In order to prepare for writing my first book, I thought it was likely best that I practice writing in general. I know that may sound ridiculous, but I had previously written periodically and never with such continued intent as would be needed for writing a whole novel. I had heard several people praise a method known as “morning pages”, but it wasn’t until I heard Brian Koppelman, writer of the screenplay for Rounders, speak about his near religious adherence to writing morning pages that I decided to give the practice a shot.

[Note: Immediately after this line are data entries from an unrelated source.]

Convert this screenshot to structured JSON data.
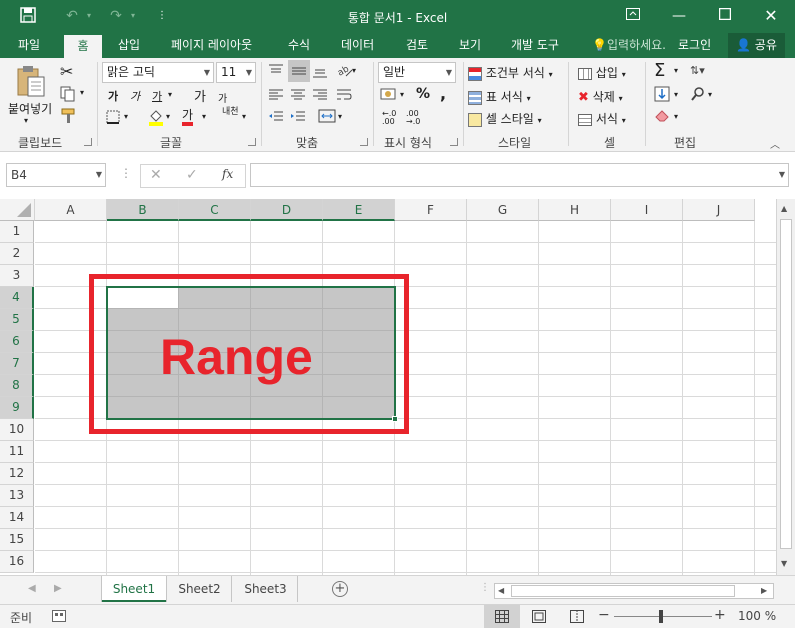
{
  "title": "통합 문서1 - Excel",
  "ribbon_tabs": [
    "파일",
    "홈",
    "삽입",
    "페이지 레이아웃",
    "수식",
    "데이터",
    "검토",
    "보기",
    "개발 도구"
  ],
  "tell_me": "입력하세요.",
  "login": "로그인",
  "share": "공유",
  "clipboard": {
    "paste": "붙여넣기",
    "label": "클립보드"
  },
  "font": {
    "name": "맑은 고딕",
    "size": "11",
    "label": "글꼴",
    "bold": "가",
    "italic": "가",
    "underline": "가",
    "grow": "가",
    "shrink": "가",
    "color_a": "가",
    "phonetic": "내천"
  },
  "align": {
    "label": "맞춤"
  },
  "number": {
    "format": "일반",
    "percent": "%",
    "comma": ",",
    "label": "표시 형식",
    "inc": "←.0\n.00",
    "dec": ".00\n→.0"
  },
  "styles": {
    "conditional": "조건부 서식",
    "table": "표 서식",
    "cell": "셀 스타일",
    "label": "스타일"
  },
  "cells": {
    "insert": "삽입",
    "delete": "삭제",
    "format": "서식",
    "label": "셀"
  },
  "editing": {
    "label": "편집"
  },
  "formula_bar": {
    "name_box": "B4",
    "fx": "fx",
    "value": ""
  },
  "columns": [
    "A",
    "B",
    "C",
    "D",
    "E",
    "F",
    "G",
    "H",
    "I",
    "J"
  ],
  "rows": [
    "1",
    "2",
    "3",
    "4",
    "5",
    "6",
    "7",
    "8",
    "9",
    "10",
    "11",
    "12",
    "13",
    "14",
    "15",
    "16"
  ],
  "overlay_text": "Range",
  "sheets": [
    "Sheet1",
    "Sheet2",
    "Sheet3"
  ],
  "status": {
    "ready": "준비",
    "zoom": "100 %"
  },
  "colors": {
    "excel_green": "#217346",
    "selection_gray": "#c6c6c6",
    "highlight_red": "#e8242c",
    "range_text": "#e8242c"
  }
}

For those unfamiliar, the idea is two write three hand written pages of a free flowing chain of though within the first few hours of waking. It is very important not to stop writing the pages once you have begun; the point is to flow through them consistently and, perhaps most importantly, not think about what you are trying to write. I know I was incredibly surprised to discover how much my thoughts stood directly in the way of the forward momentum of my writing. More often than not, I found myself not wanting to write the first thing that came to mind for fear of what someone might think of what I had just written. Luckily, the beauty of the morning pages presents itself in that very problem; no one, not even you, are supposed to even read what is written in your morning pages. Imagine, you allow yourself to write whatever the hell pops in your mind for three whole pages, and in so doing you will have stoked a fire under your desire to simply put words on a page. Nothing south of magic lies in the freedom that the morning pages afford the author who thinks too much; all of us.
My practicing morning pages not only helped me to write my novel, it actually helped me to realize that I didn’t want to write the novel I had originally intended to write. I had completed an entire outline for a novel that I ultimately cast aside because of the things I learned about my writing when I was doing my pages. I know everyone has their own process, and no two authors are alike, but if you often stop yourself from writing because you are worried about other people’s opinions, you might want to give morning pages a try.